Cross-Tested Plans Survive a Major Challenge

Spring 2016Articles For Your Benefit

In general, the favorable tax treatment afforded to the participants and sponsor of a qualified retirement plan are contingent upon the plan satisfying certain statutory and regulatory requirements, including the prohibition against discrimination in favor of highly compensated employees. Compliance with this requirement can be tested by any of a number of alternative methods prescribed by the regulations.

Typically, defined contribution plans are evaluated with reference to the allocation of contributions. However, they may be tested by converting the contributions allocated to participants to equivalent benefits, using a permissible interest rate. Likewise, defined benefit pension plans and defined contribution plans may be aggregated and tested as a single plan using similar methodology. This is referred to as “cross-testing.”

One popular cross-tested plan design often is referred to as “new comparability.” This, typically, is a defined contribution plan that assigns participants to allocation or rate groups for allocation purposes and thereby is able to provide greater contribution amounts for older and more highly compensated employees while nevertheless satisfying the non-discrimination requirement by converting those contributions to equivalent benefits and testing on that basis. Over time, the IRS has imposed additional requirements on new comparability plans, including a “minimum gateway” requirement with higher minimum contribution amounts for non-highly compensated employees, while granting additional flexibility, even extending to the assignment of each participant to a separate allocation group. These plan designs have proven to be enormously popular.

At the same time, the growing trend has been a transition away from traditional defined benefit pension plans toward defined contribution plans (including new comparability plans) and cash balance pension plans. Many employers that previously maintained traditional defined benefit plans have closed those plans to new employees while allowing those who previously participated to continue to accrue benefits. However, it becomes increasingly difficult for these closed plans to continue to satisfy the nondiscrimination requirements as the group of grandfathered employees (who continue to accrue benefits under the plan) tends to become more highly compensated, as compared to the total workforce, based on ordinary demographic changes and the passage of time.

In January of this year, the IRS issued proposed regulations that were designed to make it easier for these closed plans to meet the nondiscrimination requirements. While welcomed in those situations, the proposed regulations could adversely impact all cross-tested plans, particularly new comparability plans, because they require that, for nondiscrimination testing purposes, each allocation group must satisfy the “reasonable classification” requirement.

As explained by the regulations, reasonable classifications generally include specified job categories, nature of compensation (i.e., salaried or hourly), geographic location and similar bona fide business criteria. An enumeration of employees by name or other specific criteria having substantially the same effect as an enumeration by name is not considered a reasonable classification.
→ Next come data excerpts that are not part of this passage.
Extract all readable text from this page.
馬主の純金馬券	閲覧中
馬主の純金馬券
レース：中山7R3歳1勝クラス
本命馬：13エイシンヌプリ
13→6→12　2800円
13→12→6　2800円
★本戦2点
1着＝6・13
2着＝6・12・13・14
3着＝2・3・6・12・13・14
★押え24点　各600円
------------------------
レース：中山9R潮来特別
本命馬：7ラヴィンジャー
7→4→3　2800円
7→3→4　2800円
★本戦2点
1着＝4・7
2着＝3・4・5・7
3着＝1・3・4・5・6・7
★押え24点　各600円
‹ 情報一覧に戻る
A plan that places each employee in a separate allocation classification or group, by its very nature, cannot satisfy the reasonable classification requirement. Likewise, no classification that has the same effect as naming individuals could satisfy the requirement. Consequently, the proposed regulations, were they to be implemented, would necessitate substantial restructuring of most new comparability plans (and other cross-tested plans) and, no doubt, would result in significantly higher employer contribution rates, making those plan designs far less effective and desirable.

Understandably, the benefits community was alarmed and quickly mobilized its members to lobby the Treasury Department, IRS and Congressional staff and engaged plan sponsor groups in petition and letter-writing campaigns. These efforts were rewarded with the publication, on April 14, of Announcement 2016-16, by which the Treasury Department and IRS announced that they would withdraw the provisions of the proposed regulations relating to the nondiscrimination rules while retaining the relief for closed pension plans.